Combattere la depressione con la realtà virtuale
In piedi con una tuta nera al centro di una stanza vuota. Collegati i sensori, indossato l’elmetto con il visore tridimensionale, aperto il microfono. All’improvviso appare l’avatar, gli somiglia, si muove come lui e parla con la sua stessa voce.
Il paziente sta per iniziare una seduta di psicoterapia.
L’idea di utilizzare la realtà virtuale per curare i problemi di salute mentale è venuta agli scienziati dell’University College di Londra che da qualche anno stanno sperimentando l’insolito protocollo in collaborazione con gli ingegneri della ICREA, Università di Barcellona.
In particolare, sembra che queste nuove tecnologie, capaci di far apparire vero ciò che vero non è, riescano ad alleviare i sintomi della depressione.
Per ora gli autori dello studio pubblicato sul British Journal of Pychiatry possono contare sui risultati ottenuti con 15 pazienti. Troppo poco per inaugurare una nuova scuola terapeutica ma abbastanza per incoraggiare nuove ricerche da testare su più larga scala.
All’esperimento hanno partecipato 10 donne e 5 uomini tra i 23 e i 61 anni in cura per la depressione presso alcune strutture del servizio sanitario inglese. A loro sono state proposte tre sedute terapeutiche di 45 minuti tanto diverse da quelle a cui erano abituati.
E non solo perché mancava un lettino o una poltrona su cui accomodarsi. Ecco infatti cosa prevedono gli originali incontri hi-tech.
Appena indossato il casco il paziente si rispecchia in una versione simulata di se stesso, un avatar con cui riesce facilmente a identificarsi grazie agli speculari movimenti del corpo (processo di “embodiment”).

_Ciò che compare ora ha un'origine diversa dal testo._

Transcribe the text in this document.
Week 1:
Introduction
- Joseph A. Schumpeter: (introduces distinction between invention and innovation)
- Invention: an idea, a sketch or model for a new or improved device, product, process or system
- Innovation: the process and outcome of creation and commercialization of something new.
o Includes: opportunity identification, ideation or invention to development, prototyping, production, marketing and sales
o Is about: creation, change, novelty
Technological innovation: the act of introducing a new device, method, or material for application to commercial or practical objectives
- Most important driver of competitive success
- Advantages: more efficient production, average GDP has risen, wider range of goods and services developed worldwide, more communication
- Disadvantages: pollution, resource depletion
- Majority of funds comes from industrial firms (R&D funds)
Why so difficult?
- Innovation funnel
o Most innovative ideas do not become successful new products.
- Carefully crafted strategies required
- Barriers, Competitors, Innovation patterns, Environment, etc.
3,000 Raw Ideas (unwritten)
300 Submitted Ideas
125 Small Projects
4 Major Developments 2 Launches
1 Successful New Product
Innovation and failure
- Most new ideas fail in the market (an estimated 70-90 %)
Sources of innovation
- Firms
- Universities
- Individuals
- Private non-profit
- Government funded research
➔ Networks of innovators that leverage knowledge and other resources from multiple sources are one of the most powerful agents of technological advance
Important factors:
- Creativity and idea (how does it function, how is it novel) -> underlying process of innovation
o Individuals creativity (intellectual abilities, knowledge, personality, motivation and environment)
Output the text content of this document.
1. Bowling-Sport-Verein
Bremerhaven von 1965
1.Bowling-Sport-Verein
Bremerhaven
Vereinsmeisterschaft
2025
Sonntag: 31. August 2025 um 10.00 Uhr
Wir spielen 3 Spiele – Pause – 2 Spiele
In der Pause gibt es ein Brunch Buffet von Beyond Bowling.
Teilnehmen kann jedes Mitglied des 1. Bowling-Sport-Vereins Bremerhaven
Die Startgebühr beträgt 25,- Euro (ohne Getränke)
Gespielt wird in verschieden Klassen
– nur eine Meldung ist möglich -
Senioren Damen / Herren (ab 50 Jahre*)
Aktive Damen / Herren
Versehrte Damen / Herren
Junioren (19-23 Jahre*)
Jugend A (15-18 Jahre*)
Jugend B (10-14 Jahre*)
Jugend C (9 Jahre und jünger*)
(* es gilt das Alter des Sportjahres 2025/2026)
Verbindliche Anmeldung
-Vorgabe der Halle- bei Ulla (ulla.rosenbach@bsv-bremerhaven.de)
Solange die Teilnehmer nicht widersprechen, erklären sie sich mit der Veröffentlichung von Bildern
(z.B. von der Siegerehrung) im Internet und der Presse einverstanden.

A questo punto compare in un angolo della scena virtuale un secondo personaggio con le sembianze di un bambino, ha la testa chinata su se stesso e sta piangendo. Ai pazienti viene chiesto di rivolgere al piccolo alcune frasi di conforto chiedendogli di ricordare i suoi momenti di felicità e di pensare a qualcuno che gli ha voluto bene. Ora i ruoli si invertono: gli scienziati cambiano i collegamenti dei dispositivi e i pazienti all’improvviso si “trasformano” nel bambino triste. Così, ed è questo il punto cruciale della terapia, si ritrovano a venire consolati da un adulto che gli somiglia molto e che ha la loro stessa voce, ricevendo quindi, in sostanza, conforto da loro stessi.
L’escamotage sembra aver funzionato: nove pazienti hanno testimoniato di avere notato un miglioramento proseguito fino a un mese dalla terapia, quattro hanno riportato una riduzione clinicamente significativa dell’intensità della depressione, solamente due non hanno riferito alcun beneficio.
«Le persone che combattono con l’ansia e la depressione possono essere eccessivamente severe con loro stesse quando qualcosa va storto nella loro vita», spiega Chris Brewin, principale autore di questo studio finanziato dal Medical Research Council.
«Confortando il bambino e poi riascoltando le loro stesse parole che tornano indietro i pazienti rincuorano loro stessi. Lo scopo era quello di insegnargli a essere più indulgenti verso se stessi e meno autocritici». Un avatar può riuscirci.